The cost of having a baby in a U.S. hospital is rising, with recent research showing privately insured families spent an average $3,068 out of pocket for maternal and newborn hospitalizations from 2016 to 2019.

Below are three childbirth-related medical bills that made headlines in 2021.

  1. In January, a Kansas couple shared the story of how they received a $270,951 medical bill after the birth of their first child — even though they're both insured. The reason for the bill is a little-known rule that stipulates a child born with double health insurance eligibility must be enrolled in the plan belonging to the parent whose birthday comes first in the calendar year.

    This regulation, known as the "birthday rule," determines which insurance will be primary for the child and which will be secondary, but premiums, deductibles and networks often vary greatly between both parents' insurance plans, so parents don't always have the option to make the more comprehensive plan their child's primary insurance.

  2. In July, a $60 hospital bill from 1955 garnered attention online.

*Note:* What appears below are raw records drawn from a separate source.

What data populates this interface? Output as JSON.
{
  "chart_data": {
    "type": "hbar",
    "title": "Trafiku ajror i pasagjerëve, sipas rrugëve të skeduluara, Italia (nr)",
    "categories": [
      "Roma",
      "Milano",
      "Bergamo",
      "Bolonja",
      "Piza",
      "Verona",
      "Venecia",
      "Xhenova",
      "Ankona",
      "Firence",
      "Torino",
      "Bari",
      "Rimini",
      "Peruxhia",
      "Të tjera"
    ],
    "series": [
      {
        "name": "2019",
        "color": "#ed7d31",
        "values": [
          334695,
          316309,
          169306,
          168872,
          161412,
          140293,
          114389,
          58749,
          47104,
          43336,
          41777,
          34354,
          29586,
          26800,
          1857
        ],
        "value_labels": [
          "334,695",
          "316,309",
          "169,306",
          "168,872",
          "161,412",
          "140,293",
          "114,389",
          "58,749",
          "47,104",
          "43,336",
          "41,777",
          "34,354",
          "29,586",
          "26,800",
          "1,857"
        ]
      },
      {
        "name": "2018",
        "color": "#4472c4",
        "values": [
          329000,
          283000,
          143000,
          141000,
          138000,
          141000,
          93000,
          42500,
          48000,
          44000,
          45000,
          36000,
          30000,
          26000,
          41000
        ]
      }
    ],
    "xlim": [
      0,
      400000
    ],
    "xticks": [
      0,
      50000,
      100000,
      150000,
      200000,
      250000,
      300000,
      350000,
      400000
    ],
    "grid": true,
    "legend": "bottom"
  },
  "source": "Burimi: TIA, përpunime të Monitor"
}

The bill, which went viral on Reddit, was from a birth and a three-night stay in December 1955 in Belleville Hospital in Kansas.

    The post was upvoted more than 10,000 times, prompting new parents to share the bills they have received, which often totaled upwards of $100,000.

  3. In September, The New York Times published a highly-shared article detailing the $257,000 medical bill two new parents in New York received following the hospital stay for their newborn, who died when she was 25 days old.

    Cigna said the couple owed more than $257,000 for the bills it accidentally covered for the newborn's care after her mother switched health plans.

    “For them, it’s just business, but for us it means constantly going through the trauma of reliving our daughter’s death,” Clayton Lane, the newborn's father, told The New York Times.